Re: [css-parser] Exposing the current tokens

On Sun, Jun 7, 2015 at 9:21 PM, Xidorn Quan <quanxunzhen@gmail.com> wrote:
> On Wed, Jun 3, 2015 at 10:49 AM, Tab Atkins Jr. <jackalmage@gmail.com>
> wrote:
>> Alternately, we could expose parsing solely "by request".  Give
>> strings by default, but you can specify a grammar ahead of time and we
>> can attempt to parse it according to that.  This gives us a slightly
>> higher-level API that we have stronger control over; we could still
>> change the underlying CSS parser without necessarily affecting the
>> exposed grammar.  (This is similar to what Ian talked about two weeks
>> ago in "An incremental approach Typed & Custom Properties".)
>>
>> This also gives authors something slightly more convenient - they can
>> ask for a <color> and actually get something useful, rather than
>> having to handle "a hash-token, or a keyword, or a function" and have
>> to verify and convert them all into a common type of object.
>
> This looks like a good idea. But what syntax would we provide to define the
> grammar?
>
> The first candidate would be the definition syntax we currently use in
> specs. But I'm concerned about the ambiguity of that.
>
> We have met that problem for animation and list-style shorthands, where some
> subtypes are able to accept the same value for a same position.
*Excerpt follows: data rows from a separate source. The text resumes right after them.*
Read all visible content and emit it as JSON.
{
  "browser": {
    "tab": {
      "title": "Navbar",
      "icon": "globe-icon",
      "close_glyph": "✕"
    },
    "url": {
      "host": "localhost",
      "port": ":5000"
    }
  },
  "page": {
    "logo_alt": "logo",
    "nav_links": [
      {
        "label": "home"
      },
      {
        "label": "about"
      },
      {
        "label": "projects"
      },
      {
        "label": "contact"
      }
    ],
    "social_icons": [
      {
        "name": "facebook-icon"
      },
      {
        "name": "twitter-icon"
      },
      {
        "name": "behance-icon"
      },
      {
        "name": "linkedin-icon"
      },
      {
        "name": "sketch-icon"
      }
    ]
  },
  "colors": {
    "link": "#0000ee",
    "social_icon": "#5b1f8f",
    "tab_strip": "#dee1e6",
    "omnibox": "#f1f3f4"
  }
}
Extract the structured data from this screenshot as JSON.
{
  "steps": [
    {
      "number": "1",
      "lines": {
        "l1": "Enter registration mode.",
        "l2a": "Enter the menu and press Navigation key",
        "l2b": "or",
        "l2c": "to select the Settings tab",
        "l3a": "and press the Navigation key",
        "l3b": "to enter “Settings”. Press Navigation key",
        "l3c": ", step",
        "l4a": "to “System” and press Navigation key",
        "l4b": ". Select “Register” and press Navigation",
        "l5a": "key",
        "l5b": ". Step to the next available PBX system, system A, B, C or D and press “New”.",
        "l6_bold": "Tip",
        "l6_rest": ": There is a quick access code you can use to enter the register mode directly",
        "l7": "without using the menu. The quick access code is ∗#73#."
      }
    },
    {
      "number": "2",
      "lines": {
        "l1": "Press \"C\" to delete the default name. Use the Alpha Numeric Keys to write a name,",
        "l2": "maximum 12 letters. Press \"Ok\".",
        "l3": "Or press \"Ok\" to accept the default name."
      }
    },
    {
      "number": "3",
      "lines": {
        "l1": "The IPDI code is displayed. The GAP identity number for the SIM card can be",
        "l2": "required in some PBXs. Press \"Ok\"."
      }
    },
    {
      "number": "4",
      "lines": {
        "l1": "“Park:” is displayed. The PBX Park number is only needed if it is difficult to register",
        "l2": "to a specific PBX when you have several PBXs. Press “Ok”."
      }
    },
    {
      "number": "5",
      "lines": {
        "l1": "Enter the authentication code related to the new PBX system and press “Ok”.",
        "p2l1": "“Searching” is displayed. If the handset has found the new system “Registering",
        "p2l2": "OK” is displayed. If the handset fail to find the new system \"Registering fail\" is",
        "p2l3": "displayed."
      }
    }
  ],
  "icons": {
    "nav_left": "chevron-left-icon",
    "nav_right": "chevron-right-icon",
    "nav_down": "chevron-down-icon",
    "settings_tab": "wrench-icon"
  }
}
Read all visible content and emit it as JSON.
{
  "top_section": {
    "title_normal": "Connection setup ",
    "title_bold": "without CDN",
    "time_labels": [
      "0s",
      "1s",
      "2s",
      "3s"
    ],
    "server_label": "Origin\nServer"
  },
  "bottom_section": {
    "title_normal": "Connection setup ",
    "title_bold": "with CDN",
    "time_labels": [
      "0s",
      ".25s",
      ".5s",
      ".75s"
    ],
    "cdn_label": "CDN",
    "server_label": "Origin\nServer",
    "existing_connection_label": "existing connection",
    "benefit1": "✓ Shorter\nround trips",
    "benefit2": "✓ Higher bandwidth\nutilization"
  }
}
We would
> have to face it here again.

Yeah, we'd have to either define a subset that can't define ambiguous
grammars, or create rigorous evaluation rules that make the evaluation
unambiguous even if a naive reading would allow multiple valid parses.

The former is probably fine for a first pass, as you can do quite a
lot, but it's still pretty limiting.  I'll probably end up doing the
latter eventually.  Luckily, the latter will subsume the former; if we
limit you to only unambiguous grammars first, then later add rules for
resolving ambiguous grammars, the existing stuff won't change meaning.